How to Trim a Clematis
Clematis are popular for their large, colorful flowers. Different varieties bloom at different times throughout the year and should be trimmed only in the season in which they bloom. Clematis are broken out into three groups for pruning purposes: early-flowering, late-flowering and large-flowered cultivars. Early-flowering clematis bloom in April and May, late-flowering varieties bloom from about mid-June into the fall and large-flowered hybrids bloom in mid-June and again in late summer or fall. Pruning clematis in a season other than when it is blooming results in fewer flowers.
- Moderately Easy
things you’ll need:
- Cut back newly planted clematis vines to the strongest and lowest buds on the vine to produce thicker, faster growth.

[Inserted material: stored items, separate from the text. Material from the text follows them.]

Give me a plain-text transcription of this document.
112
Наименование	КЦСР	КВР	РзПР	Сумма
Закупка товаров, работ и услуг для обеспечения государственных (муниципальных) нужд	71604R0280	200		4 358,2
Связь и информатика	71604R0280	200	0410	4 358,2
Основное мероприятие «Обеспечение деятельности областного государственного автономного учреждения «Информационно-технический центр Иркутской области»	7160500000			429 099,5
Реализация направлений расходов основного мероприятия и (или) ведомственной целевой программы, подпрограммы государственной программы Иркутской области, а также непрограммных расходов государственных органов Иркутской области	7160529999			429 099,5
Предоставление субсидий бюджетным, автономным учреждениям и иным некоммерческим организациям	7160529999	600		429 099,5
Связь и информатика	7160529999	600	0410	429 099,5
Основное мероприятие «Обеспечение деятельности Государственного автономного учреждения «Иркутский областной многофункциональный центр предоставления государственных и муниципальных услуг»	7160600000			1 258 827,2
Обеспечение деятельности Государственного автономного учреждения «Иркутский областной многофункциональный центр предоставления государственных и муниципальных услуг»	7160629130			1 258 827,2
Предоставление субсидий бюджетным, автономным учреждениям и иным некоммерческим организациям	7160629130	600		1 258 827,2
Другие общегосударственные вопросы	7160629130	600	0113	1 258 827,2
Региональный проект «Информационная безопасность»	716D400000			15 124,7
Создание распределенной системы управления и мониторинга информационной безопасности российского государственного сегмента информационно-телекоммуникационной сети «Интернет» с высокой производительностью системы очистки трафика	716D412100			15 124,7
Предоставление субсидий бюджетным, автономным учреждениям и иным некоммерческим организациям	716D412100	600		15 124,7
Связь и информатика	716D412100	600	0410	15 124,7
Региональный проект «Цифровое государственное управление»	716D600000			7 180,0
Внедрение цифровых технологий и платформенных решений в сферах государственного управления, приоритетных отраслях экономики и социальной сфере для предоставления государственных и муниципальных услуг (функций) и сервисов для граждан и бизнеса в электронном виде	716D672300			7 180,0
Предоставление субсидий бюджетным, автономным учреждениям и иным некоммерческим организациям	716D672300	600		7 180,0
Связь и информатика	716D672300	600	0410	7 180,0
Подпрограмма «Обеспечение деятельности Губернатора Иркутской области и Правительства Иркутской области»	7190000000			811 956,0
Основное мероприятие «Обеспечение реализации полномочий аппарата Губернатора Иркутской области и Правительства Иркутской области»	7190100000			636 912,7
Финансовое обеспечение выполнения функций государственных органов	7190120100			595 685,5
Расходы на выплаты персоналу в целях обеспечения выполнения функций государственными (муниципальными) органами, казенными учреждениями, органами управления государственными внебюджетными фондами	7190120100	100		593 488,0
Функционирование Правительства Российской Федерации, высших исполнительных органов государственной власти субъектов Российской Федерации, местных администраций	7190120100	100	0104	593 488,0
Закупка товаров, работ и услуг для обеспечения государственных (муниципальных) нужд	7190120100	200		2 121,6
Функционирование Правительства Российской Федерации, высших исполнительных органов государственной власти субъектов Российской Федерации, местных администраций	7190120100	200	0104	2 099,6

- Prune any early flowering clematis shoots that produced flowers back to within a few inches of the main trunk. Cut the vines immediately after they stop blooming in the summer.

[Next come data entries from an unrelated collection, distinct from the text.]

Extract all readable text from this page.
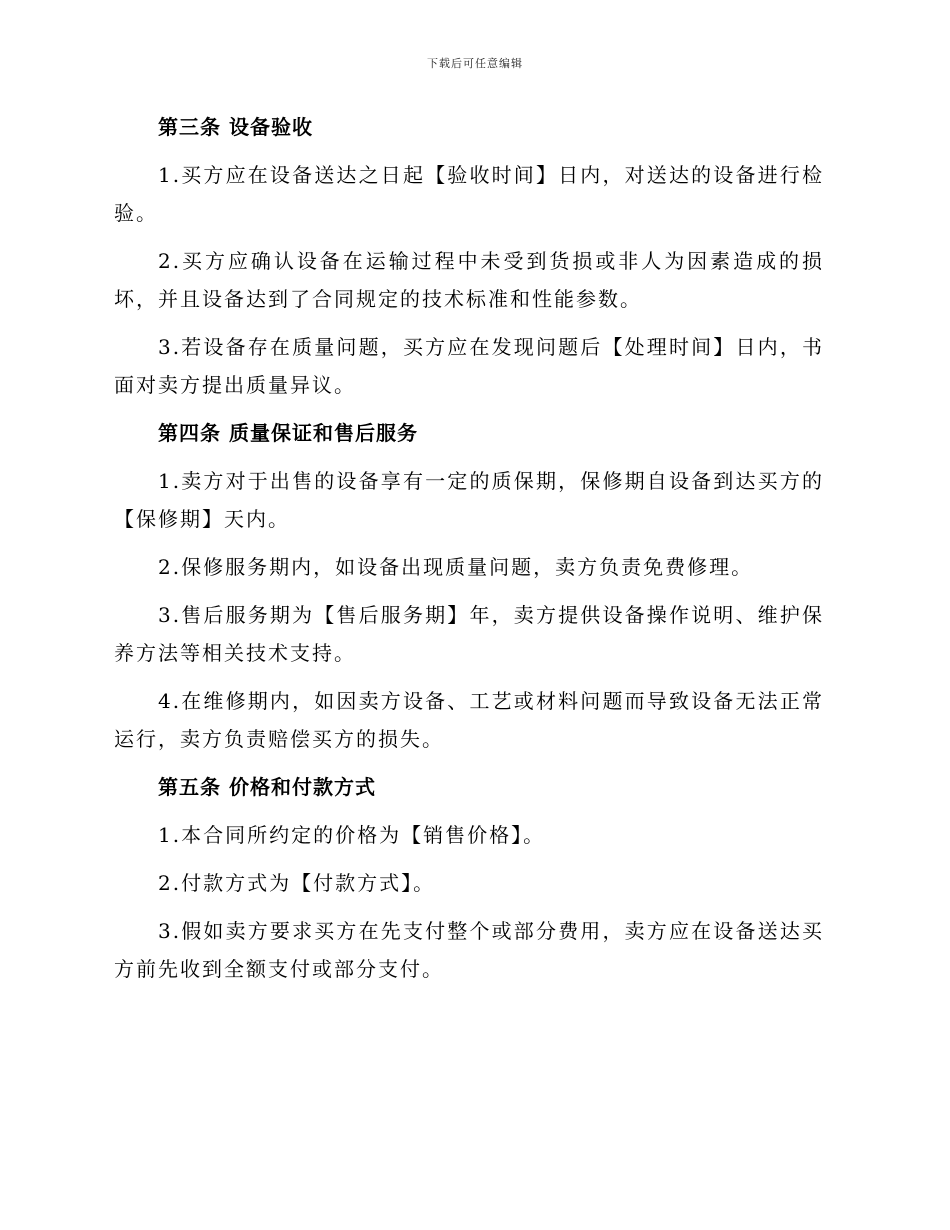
下载后可任意编辑
第三条 设备验收

1.买方应在设备送达之日起【验收时间】日内，对送达的设备进行检验。

2.买方应确认设备在运输过程中未受到货损或非人为因素造成的损坏，并且设备达到了合同规定的技术标准和性能参数。

3.若设备存在质量问题，买方应在发现问题后【处理时间】日内，书面对卖方提出质量异议。

第四条 质量保证和售后服务

1.卖方对于出售的设备享有一定的质保期，保修期自设备到达买方的【保修期】天内。

2.保修服务期内，如设备出现质量问题，卖方负责免费修理。

3.售后服务期为【售后服务期】年，卖方提供设备操作说明、维护保养方法等相关技术支持。

4.在维修期内，如因卖方设备、工艺或材料问题而导致设备无法正常运行，卖方负责赔偿买方的损失。

第五条 价格和付款方式

1.本合同所约定的价格为【销售价格】。

2.付款方式为【付款方式】。

3.假如卖方要求买方在先支付整个或部分费用，卖方应在设备送达买方前先收到全额支付或部分支付。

- Prune each late-flowering vine stem back to a height of 2 to 3 feet above ground in February or March. Alternatively, cut all of the clematis’s stems back to about 1 foot above the ground or to the first pair of strong buds, which may be slightly lower or higher on the stem.

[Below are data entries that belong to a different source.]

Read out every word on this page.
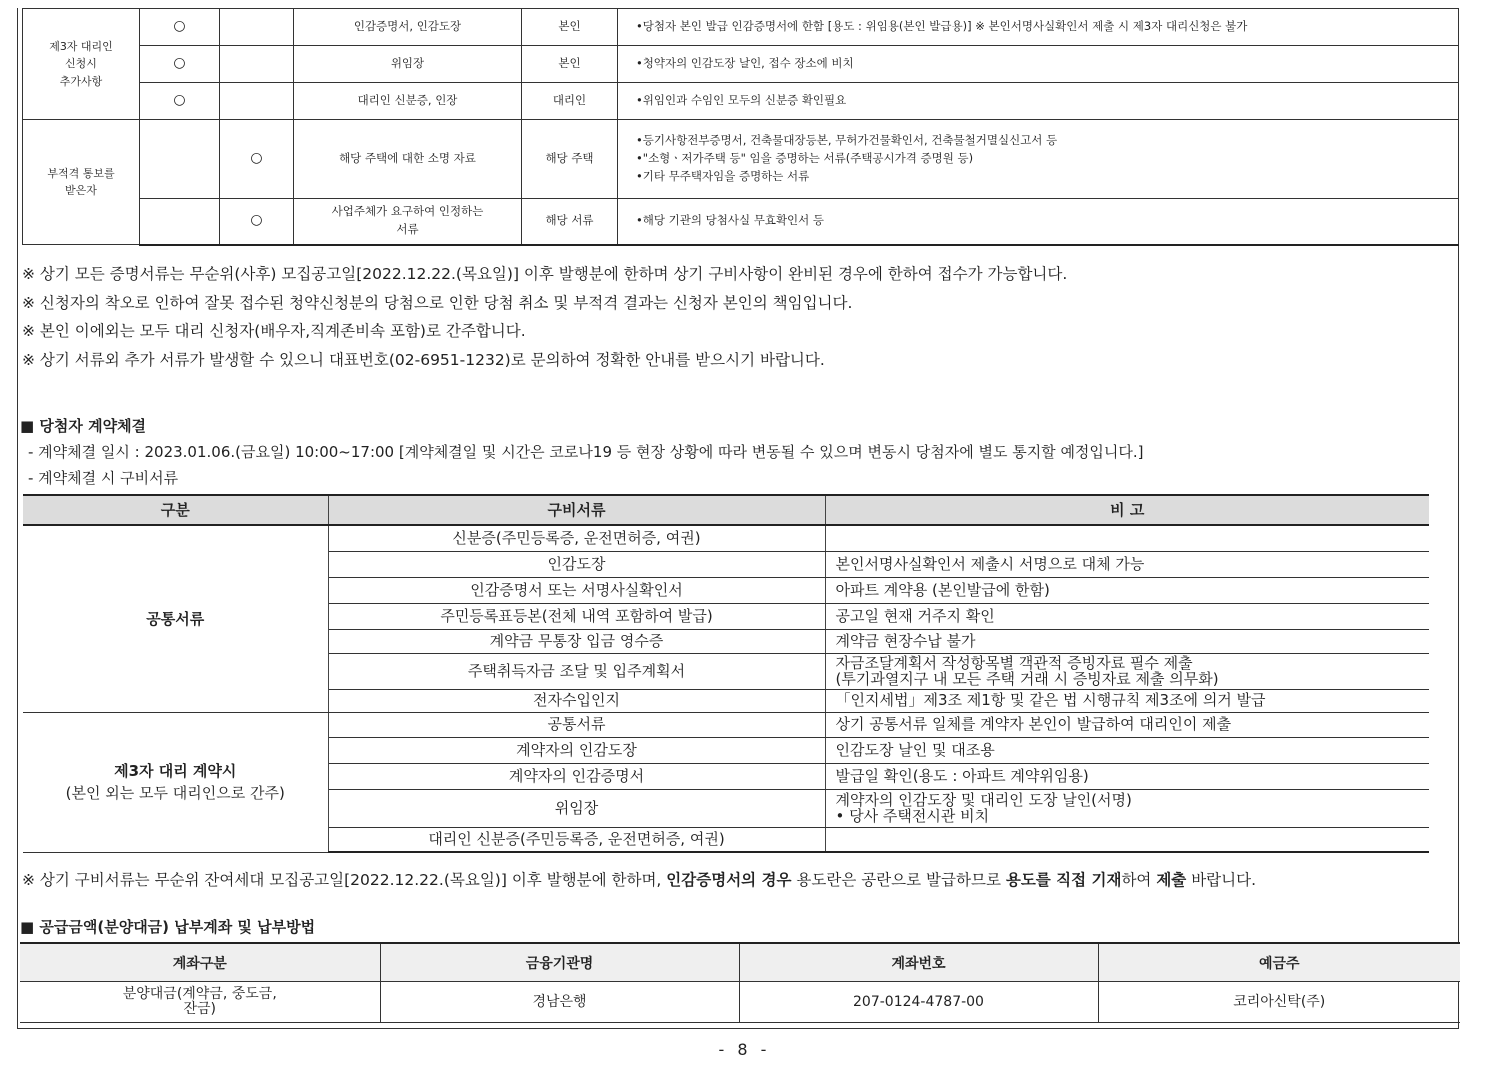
제3자 대리인
신청시
추가사항	○		인감증명서, 인감도장	본인	•당첨자 본인 발급 인감증명서에 한함 [용도 : 위임용(본인 발급용)] ※ 본인서명사실확인서 제출 시 제3자 대리신청은 불가
	○		위임장	본인	•청약자의 인감도장 날인, 접수 장소에 비치
	○		대리인 신분증, 인장	대리인	•위임인과 수임인 모두의 신분증 확인필요
부적격 통보를
받은자		○	해당 주택에 대한 소명 자료	해당 주택	•등기사항전부증명서, 건축물대장등본, 무허가건물확인서, 건축물철거멸실신고서 등
•"소형ㆍ저가주택 등" 임을 증명하는 서류(주택공시가격 증명원 등)
•기타 무주택자임을 증명하는 서류
		○	사업주체가 요구하여 인정하는
서류	해당 서류	•해당 기관의 당첨사실 무효확인서 등
※ 상기 모든 증명서류는 무순위(사후) 모집공고일[2022.12.22.(목요일)] 이후 발행분에 한하며 상기 구비사항이 완비된 경우에 한하여 접수가 가능합니다.
※ 신청자의 착오로 인하여 잘못 접수된 청약신청분의 당첨으로 인한 당첨 취소 및 부적격 결과는 신청자 본인의 책임입니다.
※ 본인 이에외는 모두 대리 신청자(배우자,직계존비속 포함)로 간주합니다.
※ 상기 서류외 추가 서류가 발생할 수 있으니 대표번호(02-6951-1232)로 문의하여 정확한 안내를 받으시기 바랍니다.
■ 당첨자 계약체결
- 계약체결 일시 : 2023.01.06.(금요일) 10:00~17:00 [계약체결일 및 시간은 코로나19 등 현장 상황에 따라 변동될 수 있으며 변동시 당첨자에 별도 통지할 예정입니다.]
- 계약체결 시 구비서류
구분	구비서류	비 고
공통서류	신분증(주민등록증, 운전면허증, 여권)	
	인감도장	본인서명사실확인서 제출시 서명으로 대체 가능
	인감증명서 또는 서명사실확인서	아파트 계약용 (본인발급에 한함)
	주민등록표등본(전체 내역 포함하여 발급)	공고일 현재 거주지 확인
	계약금 무통장 입금 영수증	계약금 현장수납 불가
	주택취득자금 조달 및 입주계획서	자금조달계획서 작성항목별 객관적 증빙자료 필수 제출
(투기과열지구 내 모든 주택 거래 시 증빙자료 제출 의무화)
	전자수입인지	「인지세법」제3조 제1항 및 같은 법 시행규칙 제3조에 의거 발급

제3자 대리 계약시
(본인 외는 모두 대리인으로 간주)	공통서류	상기 공통서류 일체를 계약자 본인이 발급하여 대리인이 제출
	계약자의 인감도장	인감도장 날인 및 대조용
	계약자의 인감증명서	발급일 확인(용도 : 아파트 계약위임용)
	위임장	계약자의 인감도장 및 대리인 도장 날인(서명)
• 당사 주택전시관 비치
	대리인 신분증(주민등록증, 운전면허증, 여권)	
※ 상기 구비서류는 무순위 잔여세대 모집공고일[2022.12.22.(목요일)] 이후 발행분에 한하며, 인감증명서의 경우 용도란은 공란으로 발급하므로 용도를 직접 기재하여 제출 바랍니다.
■ 공급금액(분양대금) 납부계좌 및 납부방법
계좌구분	금융기관명	계좌번호	예금주
분양대금(계약금, 중도금,
잔금)	경남은행	207-0124-4787-00	코리아신탁(주)
- 8 -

- Trim weak and dead stems off large-flowered, repeat blooming clematis vines in February or March. Untangle the stems. Prune any overgrown repeat blooming vines in late winter to early spring. You’ll sacrifice the spring blooms, but it will bloom again in the summer as normal.
- Cut back any large-flowered clematis varieties that bloomed with flowers to the base of older shoots in late spring or early summer, after the first blooming period is over. Cut 1/4 to 1/3 of a large-flowered variety vine’s oldest stems back to 1 foot above the ground annually over several years.